Exaphis / HackQ-Trivia

Yet another HQ Trivia bot. Automatically scrapes HQ Trivia questions without OCR and answers them.
MIT License
89 stars 54 forks source link

Question about Search Method 3 #95

Closed ICUI2I closed 6 years ago

ICUI2I commented 6 years ago

As usual, thank you so much for the work you did on this bot, it's really great. I fully understand how method 1 and 2 work, but I wanted to better understand how search method 3 works and what its output means so that I can make make more educated guesses, and use this bot to its full capacity. Could you explain in some detail what the bot is doing/evaluating in order to reach the below values? I looked through your documentation and source code on search method 3, but I'm still not fully understanding it. Thank you for your extra help.

Keyword scores: {'Annie Lennox': 50, 'Kate Bush': 102, 'Celine Dion': 75} Noun scores: {'Annie Lennox': 0, 'Kate Bush': 14, 'Celine Dion': 0}

Here is the full log as well:

Question detected.
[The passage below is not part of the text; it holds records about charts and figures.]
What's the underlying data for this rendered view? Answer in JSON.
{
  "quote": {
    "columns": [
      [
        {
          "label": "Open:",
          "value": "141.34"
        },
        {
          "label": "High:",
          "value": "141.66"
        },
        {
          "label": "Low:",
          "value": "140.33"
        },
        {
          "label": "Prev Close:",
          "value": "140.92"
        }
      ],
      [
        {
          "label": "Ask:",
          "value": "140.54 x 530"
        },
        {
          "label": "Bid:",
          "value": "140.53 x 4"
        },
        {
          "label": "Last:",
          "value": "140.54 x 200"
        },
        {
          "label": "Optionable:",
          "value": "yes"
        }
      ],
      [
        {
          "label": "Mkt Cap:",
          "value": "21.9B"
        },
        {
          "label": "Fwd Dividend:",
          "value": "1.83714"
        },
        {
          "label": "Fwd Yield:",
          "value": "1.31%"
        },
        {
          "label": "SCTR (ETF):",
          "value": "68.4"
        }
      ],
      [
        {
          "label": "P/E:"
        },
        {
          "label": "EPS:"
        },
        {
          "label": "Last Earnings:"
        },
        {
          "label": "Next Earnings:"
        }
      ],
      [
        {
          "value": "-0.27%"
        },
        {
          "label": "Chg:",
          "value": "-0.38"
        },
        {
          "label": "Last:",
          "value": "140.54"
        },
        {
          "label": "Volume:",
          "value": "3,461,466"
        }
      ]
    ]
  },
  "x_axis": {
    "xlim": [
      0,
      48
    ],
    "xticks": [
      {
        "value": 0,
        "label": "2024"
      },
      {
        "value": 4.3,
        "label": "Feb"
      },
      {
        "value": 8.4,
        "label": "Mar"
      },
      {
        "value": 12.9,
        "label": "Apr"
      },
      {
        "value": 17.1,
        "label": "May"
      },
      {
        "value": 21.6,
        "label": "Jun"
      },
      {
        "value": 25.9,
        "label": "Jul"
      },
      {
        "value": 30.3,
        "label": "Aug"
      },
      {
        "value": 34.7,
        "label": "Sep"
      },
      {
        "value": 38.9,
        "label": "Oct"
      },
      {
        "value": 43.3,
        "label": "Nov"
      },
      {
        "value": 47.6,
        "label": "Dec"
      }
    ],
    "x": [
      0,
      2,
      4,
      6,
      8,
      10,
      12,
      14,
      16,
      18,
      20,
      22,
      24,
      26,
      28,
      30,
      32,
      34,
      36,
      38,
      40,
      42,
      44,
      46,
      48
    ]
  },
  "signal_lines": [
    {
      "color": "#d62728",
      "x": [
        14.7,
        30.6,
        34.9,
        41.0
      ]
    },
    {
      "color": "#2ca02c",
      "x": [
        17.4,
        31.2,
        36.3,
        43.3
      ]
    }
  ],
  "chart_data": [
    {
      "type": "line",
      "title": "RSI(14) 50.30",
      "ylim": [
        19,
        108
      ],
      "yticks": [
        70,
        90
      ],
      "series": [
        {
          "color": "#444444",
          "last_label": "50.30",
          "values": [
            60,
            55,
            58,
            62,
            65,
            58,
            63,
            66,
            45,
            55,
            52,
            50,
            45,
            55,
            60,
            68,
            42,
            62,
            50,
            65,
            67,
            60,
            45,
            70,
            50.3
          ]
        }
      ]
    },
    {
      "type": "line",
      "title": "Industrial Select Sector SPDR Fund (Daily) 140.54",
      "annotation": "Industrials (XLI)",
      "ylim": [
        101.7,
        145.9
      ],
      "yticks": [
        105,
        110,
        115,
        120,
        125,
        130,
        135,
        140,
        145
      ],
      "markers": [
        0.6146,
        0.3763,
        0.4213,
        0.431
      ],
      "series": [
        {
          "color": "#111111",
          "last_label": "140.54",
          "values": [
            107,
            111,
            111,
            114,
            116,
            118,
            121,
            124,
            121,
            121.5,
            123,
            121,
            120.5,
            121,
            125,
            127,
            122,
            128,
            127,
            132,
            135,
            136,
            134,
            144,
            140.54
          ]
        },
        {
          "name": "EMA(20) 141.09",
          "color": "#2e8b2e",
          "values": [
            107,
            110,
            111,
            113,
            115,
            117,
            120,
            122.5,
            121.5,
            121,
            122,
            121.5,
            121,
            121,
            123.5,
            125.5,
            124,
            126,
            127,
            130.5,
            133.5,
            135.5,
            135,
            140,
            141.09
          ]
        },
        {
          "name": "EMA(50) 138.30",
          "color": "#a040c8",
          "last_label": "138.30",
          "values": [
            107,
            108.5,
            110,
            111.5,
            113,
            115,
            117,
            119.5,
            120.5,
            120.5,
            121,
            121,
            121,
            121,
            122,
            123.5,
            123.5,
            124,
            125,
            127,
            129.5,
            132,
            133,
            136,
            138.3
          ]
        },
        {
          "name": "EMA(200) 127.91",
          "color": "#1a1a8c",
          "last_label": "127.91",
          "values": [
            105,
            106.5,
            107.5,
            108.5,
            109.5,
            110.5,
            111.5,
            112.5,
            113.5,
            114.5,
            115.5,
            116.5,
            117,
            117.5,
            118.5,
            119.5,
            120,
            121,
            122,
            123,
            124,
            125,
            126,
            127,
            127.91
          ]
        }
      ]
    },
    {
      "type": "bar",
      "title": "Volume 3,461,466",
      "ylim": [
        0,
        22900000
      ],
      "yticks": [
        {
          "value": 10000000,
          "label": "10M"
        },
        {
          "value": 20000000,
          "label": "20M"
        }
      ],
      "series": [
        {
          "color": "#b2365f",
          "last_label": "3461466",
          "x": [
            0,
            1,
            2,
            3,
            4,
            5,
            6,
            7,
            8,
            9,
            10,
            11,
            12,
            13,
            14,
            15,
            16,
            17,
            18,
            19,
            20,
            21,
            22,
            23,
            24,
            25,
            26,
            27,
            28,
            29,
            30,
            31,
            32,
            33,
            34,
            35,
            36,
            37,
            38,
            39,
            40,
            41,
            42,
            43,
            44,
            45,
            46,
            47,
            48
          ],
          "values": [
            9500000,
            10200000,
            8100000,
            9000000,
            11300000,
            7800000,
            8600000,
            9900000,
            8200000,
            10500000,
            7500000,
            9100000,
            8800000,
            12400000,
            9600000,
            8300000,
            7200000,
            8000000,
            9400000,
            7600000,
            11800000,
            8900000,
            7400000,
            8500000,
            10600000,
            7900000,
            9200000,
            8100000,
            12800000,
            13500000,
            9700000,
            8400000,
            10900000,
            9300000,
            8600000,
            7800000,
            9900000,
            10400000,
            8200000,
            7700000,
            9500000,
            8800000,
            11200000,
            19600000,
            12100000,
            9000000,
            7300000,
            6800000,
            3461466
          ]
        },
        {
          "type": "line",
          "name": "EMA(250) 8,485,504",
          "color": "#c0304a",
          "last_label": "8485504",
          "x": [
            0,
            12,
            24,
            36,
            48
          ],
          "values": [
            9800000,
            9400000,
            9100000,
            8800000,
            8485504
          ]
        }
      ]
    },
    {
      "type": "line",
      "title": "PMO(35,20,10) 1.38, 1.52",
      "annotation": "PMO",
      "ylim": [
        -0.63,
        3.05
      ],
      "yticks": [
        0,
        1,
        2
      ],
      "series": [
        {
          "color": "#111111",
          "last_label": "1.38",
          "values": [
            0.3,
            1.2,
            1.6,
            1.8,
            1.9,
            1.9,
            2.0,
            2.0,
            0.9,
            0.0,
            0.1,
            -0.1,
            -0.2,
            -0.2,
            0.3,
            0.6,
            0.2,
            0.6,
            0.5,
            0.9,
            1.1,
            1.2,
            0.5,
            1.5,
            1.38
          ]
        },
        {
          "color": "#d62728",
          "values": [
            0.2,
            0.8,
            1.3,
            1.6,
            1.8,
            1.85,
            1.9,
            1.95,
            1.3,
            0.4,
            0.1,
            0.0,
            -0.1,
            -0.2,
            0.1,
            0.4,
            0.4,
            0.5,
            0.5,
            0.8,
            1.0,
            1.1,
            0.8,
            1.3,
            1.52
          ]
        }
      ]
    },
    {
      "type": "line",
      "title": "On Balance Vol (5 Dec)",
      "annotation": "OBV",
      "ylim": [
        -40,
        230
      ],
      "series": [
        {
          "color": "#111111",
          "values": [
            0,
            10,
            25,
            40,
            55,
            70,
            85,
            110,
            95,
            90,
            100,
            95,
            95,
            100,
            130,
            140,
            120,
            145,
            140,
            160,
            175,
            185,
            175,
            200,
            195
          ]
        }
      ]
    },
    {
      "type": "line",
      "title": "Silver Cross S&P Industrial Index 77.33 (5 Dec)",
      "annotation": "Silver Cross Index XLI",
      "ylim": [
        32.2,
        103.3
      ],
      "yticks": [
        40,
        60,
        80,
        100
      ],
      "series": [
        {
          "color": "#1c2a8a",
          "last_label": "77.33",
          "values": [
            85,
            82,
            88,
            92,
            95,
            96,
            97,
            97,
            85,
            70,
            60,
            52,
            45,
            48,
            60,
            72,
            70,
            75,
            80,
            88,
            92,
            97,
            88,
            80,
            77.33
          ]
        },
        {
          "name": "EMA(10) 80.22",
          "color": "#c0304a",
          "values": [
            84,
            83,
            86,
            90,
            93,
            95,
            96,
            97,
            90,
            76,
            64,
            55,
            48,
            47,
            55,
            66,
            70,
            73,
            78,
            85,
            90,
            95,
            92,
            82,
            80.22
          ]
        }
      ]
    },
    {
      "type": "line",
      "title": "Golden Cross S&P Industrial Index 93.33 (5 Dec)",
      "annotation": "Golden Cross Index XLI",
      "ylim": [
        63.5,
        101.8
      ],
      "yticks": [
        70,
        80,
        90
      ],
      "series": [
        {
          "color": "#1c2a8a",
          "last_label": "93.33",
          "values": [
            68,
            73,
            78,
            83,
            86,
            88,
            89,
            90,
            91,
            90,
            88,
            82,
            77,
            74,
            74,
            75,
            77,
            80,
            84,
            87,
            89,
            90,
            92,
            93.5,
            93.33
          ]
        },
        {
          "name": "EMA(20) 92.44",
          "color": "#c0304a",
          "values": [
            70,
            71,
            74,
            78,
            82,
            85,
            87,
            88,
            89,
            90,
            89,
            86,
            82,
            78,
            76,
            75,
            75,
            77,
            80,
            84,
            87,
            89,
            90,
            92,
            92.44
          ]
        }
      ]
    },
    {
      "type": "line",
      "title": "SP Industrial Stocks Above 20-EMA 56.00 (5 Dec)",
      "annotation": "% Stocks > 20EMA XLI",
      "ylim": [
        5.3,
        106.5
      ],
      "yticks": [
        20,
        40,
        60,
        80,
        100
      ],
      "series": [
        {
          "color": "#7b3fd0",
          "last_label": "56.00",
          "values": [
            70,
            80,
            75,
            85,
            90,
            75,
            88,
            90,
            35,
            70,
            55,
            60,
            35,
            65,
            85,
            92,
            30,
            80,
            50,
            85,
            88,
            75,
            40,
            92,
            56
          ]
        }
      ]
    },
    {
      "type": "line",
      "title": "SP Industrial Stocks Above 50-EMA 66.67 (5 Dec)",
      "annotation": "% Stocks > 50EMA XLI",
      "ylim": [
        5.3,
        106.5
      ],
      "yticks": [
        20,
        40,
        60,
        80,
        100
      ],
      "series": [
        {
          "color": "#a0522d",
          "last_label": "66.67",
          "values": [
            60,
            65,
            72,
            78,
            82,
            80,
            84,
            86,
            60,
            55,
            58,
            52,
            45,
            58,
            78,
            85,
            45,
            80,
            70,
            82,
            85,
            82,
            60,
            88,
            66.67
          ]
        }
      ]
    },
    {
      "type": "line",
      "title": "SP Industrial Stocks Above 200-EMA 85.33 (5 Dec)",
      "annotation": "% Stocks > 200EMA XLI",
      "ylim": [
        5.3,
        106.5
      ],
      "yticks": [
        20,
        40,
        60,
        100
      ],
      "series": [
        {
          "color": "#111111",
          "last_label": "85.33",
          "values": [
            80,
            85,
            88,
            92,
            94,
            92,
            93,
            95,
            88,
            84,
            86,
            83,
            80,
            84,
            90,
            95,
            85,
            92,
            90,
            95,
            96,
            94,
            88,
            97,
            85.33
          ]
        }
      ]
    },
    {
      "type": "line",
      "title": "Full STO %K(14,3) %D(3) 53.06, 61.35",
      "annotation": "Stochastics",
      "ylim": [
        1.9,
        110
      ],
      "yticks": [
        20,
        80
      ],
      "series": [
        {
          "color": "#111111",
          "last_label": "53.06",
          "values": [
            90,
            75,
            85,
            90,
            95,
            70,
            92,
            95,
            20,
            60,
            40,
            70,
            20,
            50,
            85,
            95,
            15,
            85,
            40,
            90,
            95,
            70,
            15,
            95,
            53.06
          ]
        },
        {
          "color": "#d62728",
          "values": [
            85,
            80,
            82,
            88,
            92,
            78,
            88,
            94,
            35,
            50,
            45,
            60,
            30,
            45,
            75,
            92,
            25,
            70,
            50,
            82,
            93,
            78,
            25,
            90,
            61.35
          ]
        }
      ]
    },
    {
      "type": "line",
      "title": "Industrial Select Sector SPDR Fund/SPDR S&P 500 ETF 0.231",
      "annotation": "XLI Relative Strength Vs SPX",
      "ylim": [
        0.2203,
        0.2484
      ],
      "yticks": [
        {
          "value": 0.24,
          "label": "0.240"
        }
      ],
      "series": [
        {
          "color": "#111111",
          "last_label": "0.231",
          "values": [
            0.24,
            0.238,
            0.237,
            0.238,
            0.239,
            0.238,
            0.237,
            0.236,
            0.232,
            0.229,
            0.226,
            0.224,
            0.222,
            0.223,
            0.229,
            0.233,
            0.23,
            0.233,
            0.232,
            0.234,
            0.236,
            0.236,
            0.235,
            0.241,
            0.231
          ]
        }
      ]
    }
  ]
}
Question 8 out of 12 Which of these artists has NOT recorded a song based on "Wuthering Heights"? ['Annie Lennox', 'Kate Bush', 'Celine Dion']

Searching ['Annie Lennox', 'Kate Bush', 'Celine Dion'] ['artists', 'recorded', 'song', 'based', 'wuthering heights'] ['https://en.wikipedia.org/wiki/Wuthering_Heights_(song)', 'https://en.wikipedia.org/wiki/Songs_from_Heathcliff', 'http://www.slate.com/blogs/browbeat/2014/04/01/kate_bush_s_best_songs_for_a_new_listener_from_wuthering_heights_to_hounds.html', 'http://www.katebushencyclopedia.com/wuthering-heights', 'https://www.soundonsound.com/techniques/classic-tracks-kate-bush-wuthering-heights'] Running method 1 {'annie lennox': 0, 'kate bush': 40, 'celine dion': 0} Running method 2 {'Annie Lennox': {'annie': 0, 'lennox': 0}, 'Kate Bush': {'kate': 59, 'bush': 74}, 'Celine Dion': {'celine': 0, 'dion': 0}} Annie Lennox

Question nouns: ['wuthering heights'] Running method 3 Search processed URLs fetched

Annie Lennox: {'wuthering heights': 0} Kate Bush: {'wuthering heights': 14} Celine Dion: {'wuthering heights': 0}

Keyword scores: {'Annie Lennox': 50, 'Kate Bush': 102, 'Celine Dion': 75} Noun scores: {'Annie Lennox': 0, 'Kate Bush': 14, 'Celine Dion': 0}

Annie Lennox Search took 5.240917205810547 seconds Socket closed

CrazyReturns commented 6 years ago

The third search method is completely different, as it looks up the answer and tries to match the nouns of the question. In this case, method 3 searched "Neil Patrick Harris" on Google and got 4 matches of the noun "order", which made method 3 say Neil Patrick Harris was the correct answer.

He talked about it here: https://github.com/Exaphis/HackQ-Trivia/issues/94

Exaphis commented 6 years ago

Seems like this question is answered.

ICUI2I commented 6 years ago

Actually @CrazyReturns that does not answer my question. I'm asking for more detail than that because I still don't understand what that means. @Exaphis could you please answer my question as it relates to the output I posted? I would really appreciate it!

Exaphis commented 6 years ago

Method 3 basically searches the answer on Google, and tries to look for the question in the results. Taking your example, it detected the nouns (from NLTK's part of speech tagger/getting what is inside quotations) in the question. Then it searches google for each of the 3 answers. The noun scores is how often the question nouns were found in the search results, and the keyword scores are how often the question keywords were found in the search results. The question keywords would be ['artists', 'recorded', 'song', 'based', 'wuthering heights'], and the question nouns would be Question nouns: ['wuthering heights']. If the correct answer cannot be found from noun scores, then it turns to keyword scores.